# Description

Initial EDA for potential propensity score matching leakage.

# Imports

In [1]:
import numpy as np
import pandas as pd
import seaborn as sns
import matplotlib.pyplot as plt
import pingouin as pg

%matplotlib inline

# Load data

In [10]:
psm_leak = pd.read_csv("psm_leakage.csv")

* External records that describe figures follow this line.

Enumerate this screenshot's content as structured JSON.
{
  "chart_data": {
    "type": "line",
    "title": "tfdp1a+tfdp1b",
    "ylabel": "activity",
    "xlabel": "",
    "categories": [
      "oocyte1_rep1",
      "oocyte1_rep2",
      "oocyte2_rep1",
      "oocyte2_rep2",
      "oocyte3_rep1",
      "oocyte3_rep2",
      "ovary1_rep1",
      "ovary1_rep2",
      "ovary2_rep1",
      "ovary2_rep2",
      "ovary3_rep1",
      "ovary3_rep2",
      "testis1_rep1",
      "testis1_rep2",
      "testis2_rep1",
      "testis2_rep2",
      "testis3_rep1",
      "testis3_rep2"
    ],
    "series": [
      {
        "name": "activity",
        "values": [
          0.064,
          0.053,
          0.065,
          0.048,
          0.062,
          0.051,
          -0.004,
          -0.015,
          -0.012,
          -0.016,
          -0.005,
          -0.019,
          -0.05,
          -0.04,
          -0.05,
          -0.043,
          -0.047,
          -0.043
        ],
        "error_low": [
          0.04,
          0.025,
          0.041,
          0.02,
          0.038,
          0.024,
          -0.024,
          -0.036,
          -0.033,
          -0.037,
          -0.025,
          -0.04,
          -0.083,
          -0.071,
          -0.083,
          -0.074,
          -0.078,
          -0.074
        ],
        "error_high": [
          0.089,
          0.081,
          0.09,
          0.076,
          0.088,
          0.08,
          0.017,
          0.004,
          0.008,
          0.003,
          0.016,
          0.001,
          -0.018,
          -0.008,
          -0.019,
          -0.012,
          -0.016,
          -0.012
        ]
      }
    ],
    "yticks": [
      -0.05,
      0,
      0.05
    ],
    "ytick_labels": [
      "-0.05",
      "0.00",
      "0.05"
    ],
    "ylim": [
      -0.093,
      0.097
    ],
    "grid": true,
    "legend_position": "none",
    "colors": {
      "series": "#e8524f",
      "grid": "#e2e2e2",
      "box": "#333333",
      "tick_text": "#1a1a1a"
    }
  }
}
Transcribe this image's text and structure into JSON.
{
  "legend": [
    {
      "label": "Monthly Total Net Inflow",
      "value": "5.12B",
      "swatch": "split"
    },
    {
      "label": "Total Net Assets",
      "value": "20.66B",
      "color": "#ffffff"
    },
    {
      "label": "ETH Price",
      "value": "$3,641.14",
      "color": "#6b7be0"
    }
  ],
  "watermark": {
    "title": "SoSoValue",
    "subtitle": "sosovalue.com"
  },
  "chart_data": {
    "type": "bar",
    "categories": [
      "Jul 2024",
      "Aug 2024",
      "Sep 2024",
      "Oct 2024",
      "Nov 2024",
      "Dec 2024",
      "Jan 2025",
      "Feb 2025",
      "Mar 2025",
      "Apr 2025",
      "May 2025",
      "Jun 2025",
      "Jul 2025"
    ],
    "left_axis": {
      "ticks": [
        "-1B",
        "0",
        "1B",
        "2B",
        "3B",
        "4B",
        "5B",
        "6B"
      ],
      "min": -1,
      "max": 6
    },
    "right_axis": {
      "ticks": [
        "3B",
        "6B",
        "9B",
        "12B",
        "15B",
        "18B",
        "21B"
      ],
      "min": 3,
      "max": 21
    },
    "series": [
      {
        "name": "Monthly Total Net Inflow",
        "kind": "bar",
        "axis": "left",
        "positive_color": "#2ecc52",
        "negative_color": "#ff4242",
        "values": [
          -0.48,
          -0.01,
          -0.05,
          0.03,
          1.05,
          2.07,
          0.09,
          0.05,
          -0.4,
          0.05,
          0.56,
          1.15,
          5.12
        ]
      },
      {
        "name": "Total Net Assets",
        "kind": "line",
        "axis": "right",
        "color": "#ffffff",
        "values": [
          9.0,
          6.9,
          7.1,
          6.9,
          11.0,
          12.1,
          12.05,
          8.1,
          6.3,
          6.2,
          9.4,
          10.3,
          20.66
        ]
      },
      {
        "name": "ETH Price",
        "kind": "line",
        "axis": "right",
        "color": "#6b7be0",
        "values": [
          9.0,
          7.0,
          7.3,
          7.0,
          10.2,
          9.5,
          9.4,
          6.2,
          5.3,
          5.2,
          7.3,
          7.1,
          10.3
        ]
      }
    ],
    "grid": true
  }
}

# create a unique study id via index
psm_leak = psm_leak.reset_index()
psm_leak = psm_leak.rename({"index": "study_id"}, axis="columns")
psm_leak.head()

Unnamed: 0,study_id,study_type,year,clinical_setting,estimate,lower_ci,upper_ci
0,0,RCT,2001,APC in sepsis (inhospital),0.85,0.5,1.44
1,1,RCT,2001,APC in sepsis (inhospital),0.8,0.69,0.94
2,2,RCT,2005,APC in sepsis (inhospital),0.92,0.78,1.06
3,3,RCT,2009,APC in sepsis (inhospital),1.26,0.86,1.85
4,4,RCT,2012,APC in sepsis (inhospital),1.09,0.92,1.26


In [11]:
psm_leak['study_type'].value_counts()

RCT    62
PS     27
Name: study_type, dtype: int64

# Compute pairwise differences

In [44]:
pair_df = pd.DataFrame()
for clinic_set, group in psm_leak.groupby("clinical_setting"):
    ps_df = group[group['study_type'] == 'PS']
    rct_df = group[group['study_type'] == 'RCT']
    for idx, ps in ps_df.iterrows():
        ps_dict = {
            "study_id": [],
            "rct_year": [],
            "ps_year": [],
            "year_diff": [],
            "rct_est": [],
            "ps_est": []
        }
        for idx, rct in rct_df.iterrows():
            ps_dict['study_id'].append(ps['study_id'])
            ps_dict['ps_year'].append(ps['year'])
            ps_dict['rct_year'].append(rct['year'])
            ps_dict['year_diff'].append(ps['year'] - rct['year'])
            ps_dict['rct_est'].append(rct['estimate'])
            ps_dict['ps_est'].append(ps['estimate'])

        
        df = pd.DataFrame.from_dict(ps_dict)
        pair_df = pair_df.append(df)

In [45]:
pair_df['raw_diff'] = pair_df['ps_est'] - pair_df['rct_est']
pair_df['norm_diff'] = pair_df['raw_diff'] / (pair_df['ps_est'] + pair_df['rct_est'])

In [46]:
no_zero_pairs = pair_df[pair_df['year_diff'] != 0]

In [47]:
no_zero_pairs['ps_after'] = (no_zero_pairs['year_diff'] > 0).astype(int)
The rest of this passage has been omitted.